Paper Doll Christian

Series: Love


Matt. 22: 37-40 Jesus replied: “‘Love the Lord your God with all your heart and with all your soul and with all your mind.’ This is the first and greatest commandment. And the second is like it: ‘Love your neighbor as yourself.’ All the Law and the Prophets hang on these two commandments.”

This story below happened not long ago to a friend of mine. In her words:

"Something happened in church yesterday that really shook my world. I'm reasonably certain it was meant just for me, but now it has me wondering what to do next.
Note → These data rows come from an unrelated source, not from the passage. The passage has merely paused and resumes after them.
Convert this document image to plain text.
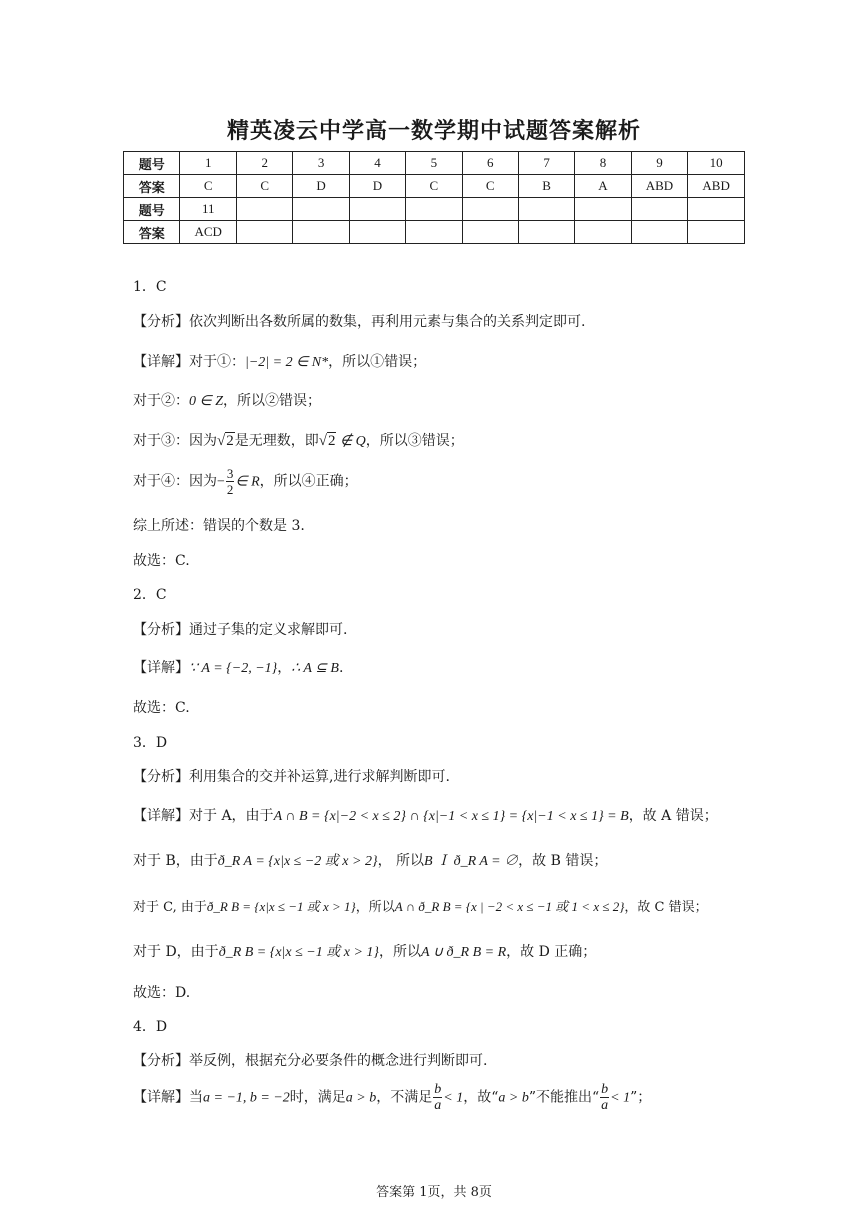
精英凌云中学高一数学期中试题答案解析
题号	1	2	3	4	5	6	7	8	9	10
答案	C	C	D	D	C	C	B	A	ABD	ABD
题号	11									
答案	ACD									
1．C
【分析】依次判断出各数所属的数集，再利用元素与集合的关系判定即可.
【详解】对于①：|−2| = 2 ∈ N*，所以①错误；
对于②：0 ∈ Z，所以②错误；
对于③：因为√2是无理数，即√2 ∉ Q，所以③错误；
对于④：因为− $\frac{3}{2}$ ∈ R，所以④正确；
综上所述：错误的个数是 3.
故选：C.
2．C
【分析】通过子集的定义求解即可.
【详解】∵ A = {−2, −1}，∴ A ⊆ B.
故选：C.
3．D
【分析】利用集合的交并补运算,进行求解判断即可.
【详解】对于 A，由于A ∩ B = {x|−2 < x ≤ 2} ∩ {x|−1 < x ≤ 1} = {x|−1 < x ≤ 1} = B，故 A 错误；
对于 B，由于ð_R A = {x|x ≤ −2 或 x > 2}， 所以B Ｉ ð_R A = ∅，故 B 错误；
对于 C, 由于ð_R B = {x|x ≤ −1 或 x > 1}，所以A ∩ ð_R B = {x | −2 < x ≤ −1 或 1 < x ≤ 2}，故 C 错误；
对于 D，由于ð_R B = {x|x ≤ −1 或 x > 1}，所以A ∪ ð_R B = R，故 D 正确；
故选：D.
4．D
【分析】举反例，根据充分必要条件的概念进行判断即可.
【详解】当a = −1, b = −2时，满足a > b，不满足 $\frac{b}{a} < 1$，故“a > b”不能推出“ $\frac{b}{a} < 1$”；
答案第 1页，共 8页
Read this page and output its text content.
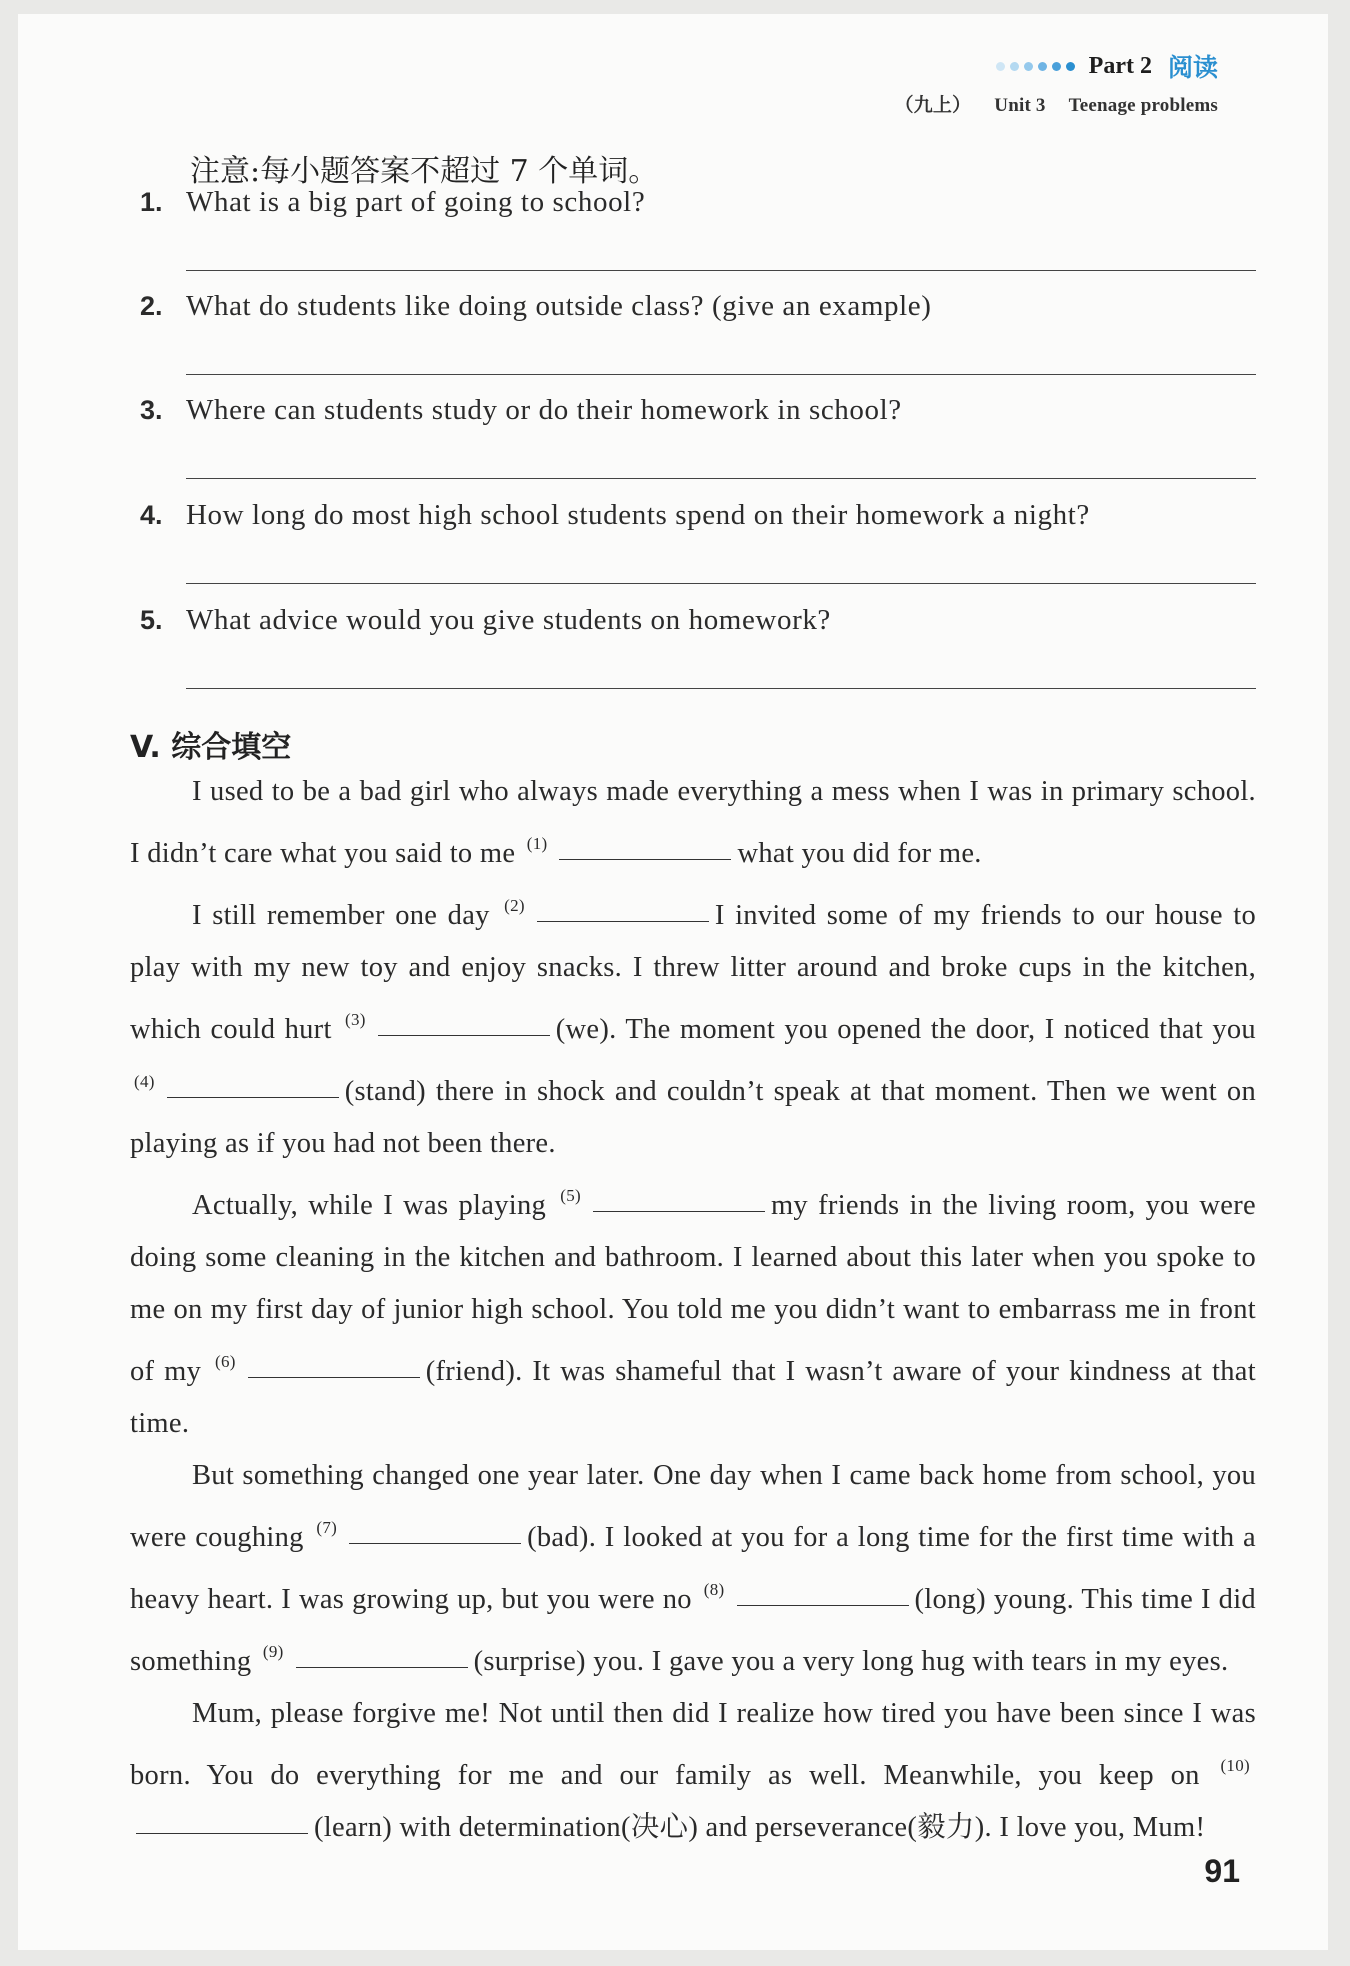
Part 2 阅读
（九上） Unit 3 Teenage problems
注意:每小题答案不超过 7 个单词。
1. What is a big part of going to school?
2. What do students like doing outside class? (give an example)
3. Where can students study or do their homework in school?
4. How long do most high school students spend on their homework a night?
5. What advice would you give students on homework?
V. 综合填空

I used to be a bad girl who always made everything a mess when I was in primary school. I didn’t care what you said to me $^{(1)}$	what you did for me.

I still remember one day $^{(2)}$	I invited some of my friends to our house to play with my new toy and enjoy snacks. I threw litter around and broke cups in the kitchen, which could hurt $^{(3)}$	(we). The moment you opened the door, I noticed that you $^{(4)}$	(stand) there in shock and couldn’t speak at that moment. Then we went on playing as if you had not been there.

Actually, while I was playing $^{(5)}$	my friends in the living room, you were doing some cleaning in the kitchen and bathroom. I learned about this later when you spoke to me on my first day of junior high school. You told me you didn’t want to embarrass me in front of my $^{(6)}$	(friend). It was shameful that I wasn’t aware of your kindness at that time.

But something changed one year later. One day when I came back home from school, you were coughing $^{(7)}$	(bad). I looked at you for a long time for the first time with a heavy heart. I was growing up, but you were no $^{(8)}$	(long) young. This time I did something $^{(9)}$	(surprise) you. I gave you a very long hug with tears in my eyes.

Mum, please forgive me! Not until then did I realize how tired you have been since I was born. You do everything for me and our family as well. Meanwhile, you keep on $^{(10)}$(learn) with determination(决心) and perseverance(毅力). I love you, Mum!

91
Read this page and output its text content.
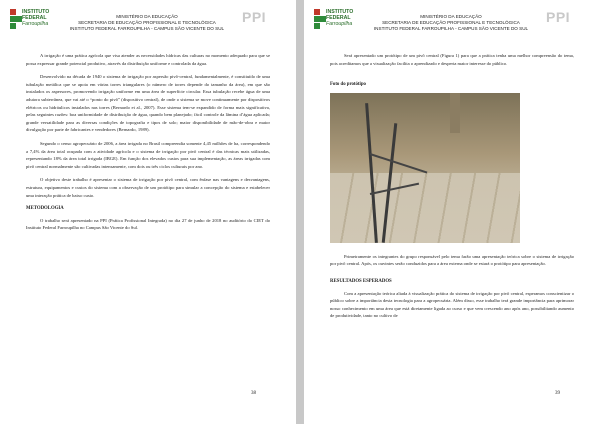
INSTITUTO
FEDERAL
Farroupilha
MINISTÉRIO DA EDUCAÇÃO
SECRETARIA DE EDUCAÇÃO PROFISSIONAL E TECNOLÓGICA
INSTITUTO FEDERAL FARROUPILHA - CAMPUS SÃO VICENTE DO SUL
PPI

A irrigação é uma prática agrícola que visa atender as necessidades hídricas das culturas no momento adequado para que se possa expressar grande potencial produtivo, através da distribuição uniforme e controlada da água.

Desenvolvido na década de 1940 o sistema de irrigação por aspersão pivô-central, fundamentalmente, é constituído de uma tubulação metálica que se apoia em várias torres triangulares (o número de torres depende do tamanho da área), em que são instalados os aspersores, promovendo irrigação uniforme em uma área de superfície circular. Essa tubulação recebe água de uma adutora subterrânea, que vai até o “ponto do pivô” (dispositivo central), de onde o sistema se move continuamente por dispositivos elétricos ou hidráulicos instalados nas torres (Bernardo et al., 2007). Esse sistema tem-se expandido de forma mais significativa, pelas seguintes razões: boa uniformidade de distribuição de água, quando bem planejado; fácil controle da lâmina d’água aplicada; grande versatilidade para as diversas condições de topografia e tipos de solo; maior disponibilidade de mão-de-obra e maior divulgação por parte de fabricantes e vendedores (Bernardo, 1989).

Segundo o censo agropecuário de 2006, a área irrigada no Brasil compreendia somente 4,45 milhões de ha, correspondendo a 7,4% da área total ocupada com a atividade agrícola e o sistema de irrigação por pivô central é das técnicas mais utilizadas, representando 18% da área total irrigada (IBGE). Em função dos elevados custos para sua implementação, as áreas irrigadas com pivô central normalmente são cultivadas intensamente, com dois ou três ciclos culturais por ano.

O objetivo deste trabalho é apresentar o sistema de irrigação por pivô central, com ênfase nas vantagens e desvantagens, estrutura, equipamentos e custos do sistema com a observação de um protótipo para simular a concepção do sistema e estabelecer uma interação prática de baixo custo.

METODOLOGIA

O trabalho será apresentado na PPI (Prática Profissional Integrada) no dia 27 de junho de 2018 no auditório do CIET do Instituto Federal Farroupilha no Campus São Vicente do Sul.

38
INSTITUTO
FEDERAL
Farroupilha
MINISTÉRIO DA EDUCAÇÃO
SECRETARIA DE EDUCAÇÃO PROFISSIONAL E TECNOLÓGICA
INSTITUTO FEDERAL FARROUPILHA - CAMPUS SÃO VICENTE DO SUL
PPI

Será apresentado um protótipo de um pivô central (Figura 1) para que a prática tenha uma melhor compreensão do tema, pois acreditamos que a visualização facilita o aprendizado e desperta maior interesse do público.

Foto do protótipo

Primeiramente os integrantes do grupo responsável pelo tema farão uma apresentação teórica sobre o sistema de irrigação por pivô central. Após, os ouvintes serão conduzidos para a área externa onde se estará o protótipo para apresentação.

RESULTADOS ESPERADOS

Com a apresentação teórica aliada à visualização prática do sistema de irrigação por pivô central, esperamos conscientizar o público sobre a importância desta tecnologia para a agropecuária. Além disso, esse trabalho terá grande importância para aprimorar nosso conhecimento em uma área que está diretamente ligada ao curso e que vem crescendo ano após ano, possibilitando aumento de produtividade, tanto no cultivo de

39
Here's what happened: Our "regular" pew was full, so we circled around and sat on the far right half way back which is the first "God thing" that happened. After the first couple of songs, a young pregnant girl with 2 little babies, one holding her hand and the other on her hip came in looking for a seat. She went to the empty pew in front of us and tapped the lady on the shoulder so that she and her babies could slip into that spot. The lady shook her head "no" and indicated that she was saving that spot for someone else. The girl smiled, turned around and walked out of the auditorium with her babies in tow. I looked over at Dusty and whispered "I'm giving her our seat, get up!" I ran out into the foyer and told her to come back and take our pew, PLEASE! The look in her eyes said everything I knew she was feeling because I have been that girl. My efforts were too little, too late. She said "No, thank you. I'll find somewhere else...maybe the balcony." I saw the tears in her eyes. I went and sat down and could think of nothing else during the rest of the service.

This morning, I'm thinking about other things that have transpired in my life this week, which of course are not accidental or coincidental, and I'm wondering, "Why do we PLAY church?" I don't want to be a paper-doll Christian and I'm looking for some answers. I cannot believe I sat there and let that happen right in front of me. God is shaking me by the shoulders and telling me I'm too comfortable."

Please pray for me as I listen and change.I don't think that the lady was being mean or unfeeling on purpose. I am sure she just was not thinking about anything but who she was saving the seat for. As my friend said above we are just too comfortable. God asks us to love Him above all else with our hearts and souls and minds. He then says we are to love other people just as much as we love ourselves. The problem is, we think about ourselves all of the time instead of thinking of other people. Everything we do is for our own comfort. Loving is hard and can be messy and time consuming. We can't be paper doll Christians. We are called to actually get into peoples lives and out of our comfort zones.

I ask myself, "How can I have the mind of Christ and the eyes of God so that I will not miss opportunities to love other people that He is putting right under my nose?" The first thing that comes to mind if I am trying to have the mind of Christ is that I have to stay in His Word. I must lay it on my heart so that my first reaction is not a selfish one but a prompting from God. I don't want to pass on to my children how to live a comfortable, self seeking life but how to live a life expecting and being excited about who God is going to let us touch for Him everyday. I want to wake up thinking with a spiritual mind and seeing with God's eyes and having the mindset of Christ.

Father God, please help us to love other people MORE than we love ourselves. Help us to see with Your eyes and to lay Your Word on our hearts so that we can respond in everyday happenings with Your heart in our actions and words. Help us not to save seats to the hurt of other people and help us not to be paper doll Christians but to be alive and loving and seeking to serve those that need Your love. Help us to be so full of Your word and love that we cannot keep it from flowing out of our mouths and our actions and please keep WAKING us up to ways we can love better for You. In Jesus name, amen.